Gezielt eingrenzen statt aufstemmen
Der 1926 errichtete Edlinger Wasserturm ist als denkmalgeschütztes Infrastrukturbauwerk ein Objekt für Leckortung und Instandhaltung. Zu den Nachbarorten zählen Pfaffing, Ramerberg und Wasserburg am Inn.

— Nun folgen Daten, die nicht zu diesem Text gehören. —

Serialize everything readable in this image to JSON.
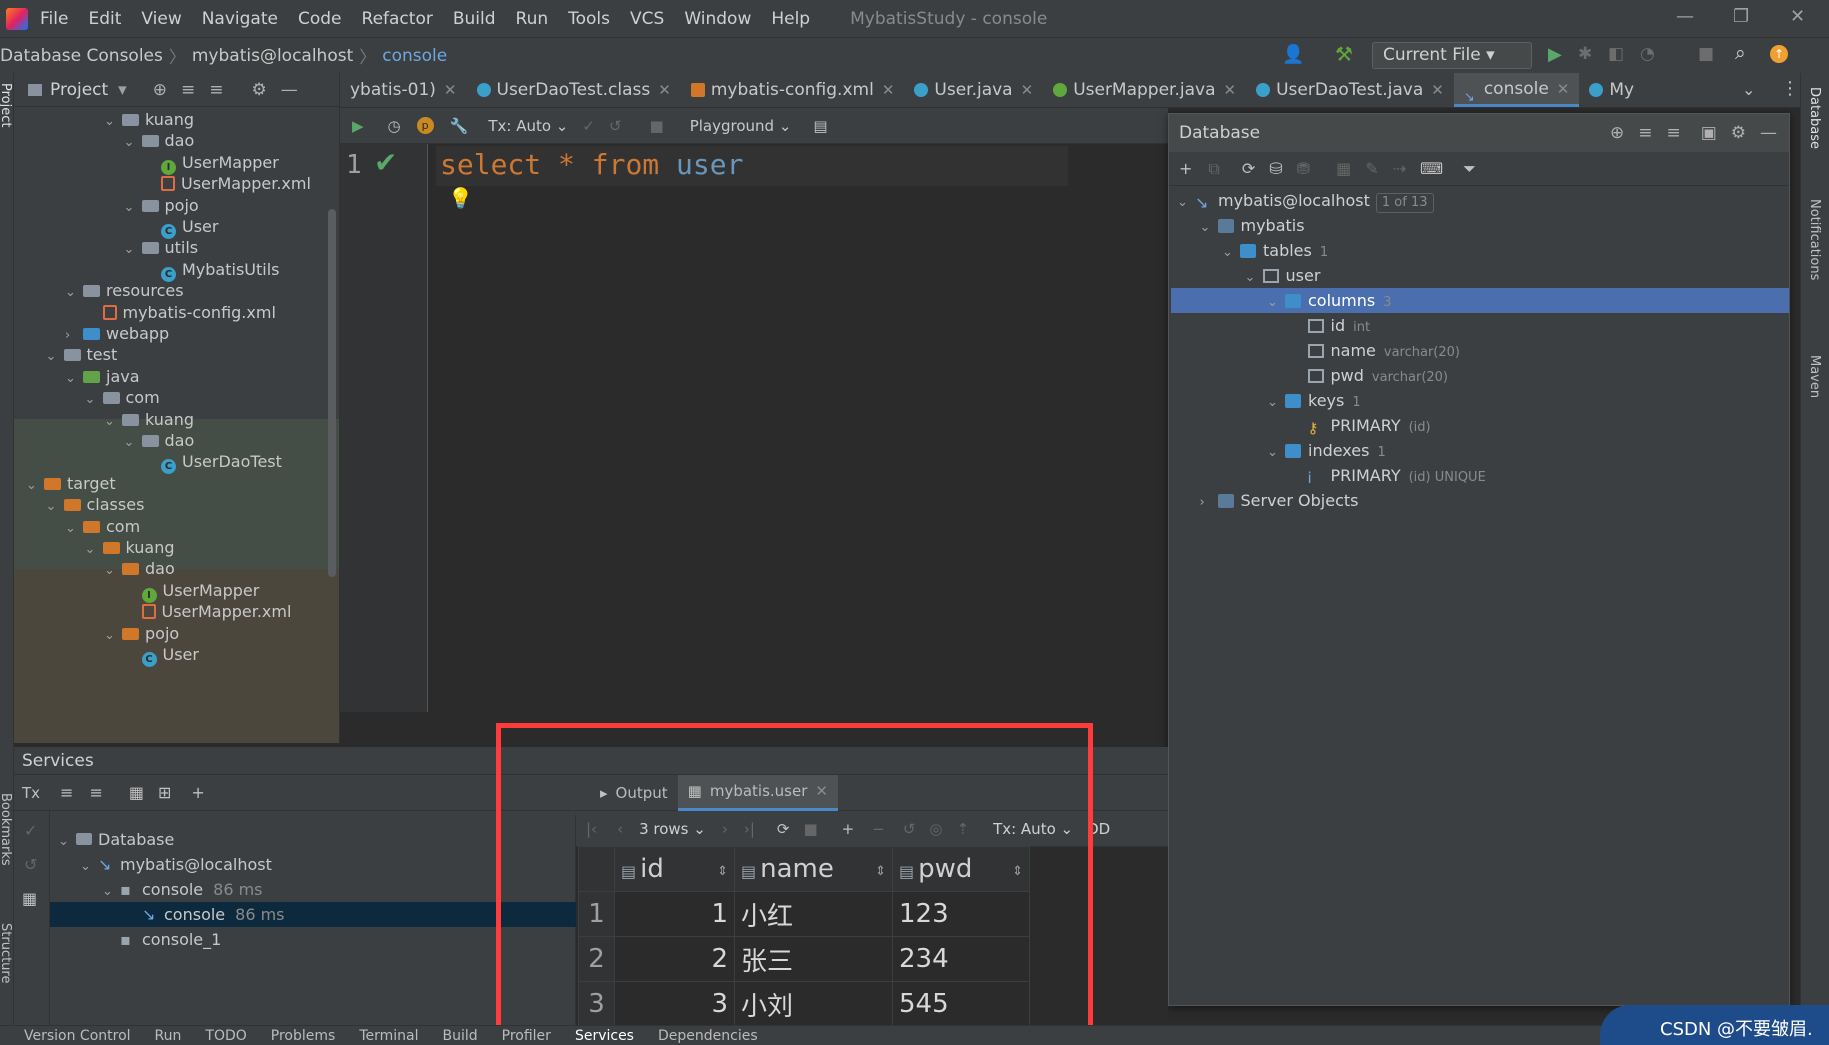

Für eine erste Planung sind Messpunkte, Zugänge und der Aufbau von Wand- oder Bodenflächen wichtig. Relevant ist, welche Bereiche tatsächlich betroffen sind, wie die Leitungsführung ungefähr verläuft und ob Messstellen über Revisionsöffnungen, Versorgungsschächte, Verteiler oder Anschlussbereiche erreichbar sind. Ebenso beeinflussen Verkleidungen, Bodenaufbau und Übergänge zwischen Räumen, wie der Messbereich festgelegt wird. Sinnvoll ist auch die Abstimmung, ob Wasser zeitweise abgestellt werden muss, welche Schutzmaßnahmen in Arbeitszonen nötig sind und wo Laufwege sowie Abstellflächen möglich bleiben. So lässt sich der Ablauf sachlich vorbereiten, ohne den tatsächlichen Befund vorwegzunehmen.

Das bringt eine präzise Ortung
Messverfahren grenzen die Leckage ein, bevor geöffnet wird – passend zum Schadensbild.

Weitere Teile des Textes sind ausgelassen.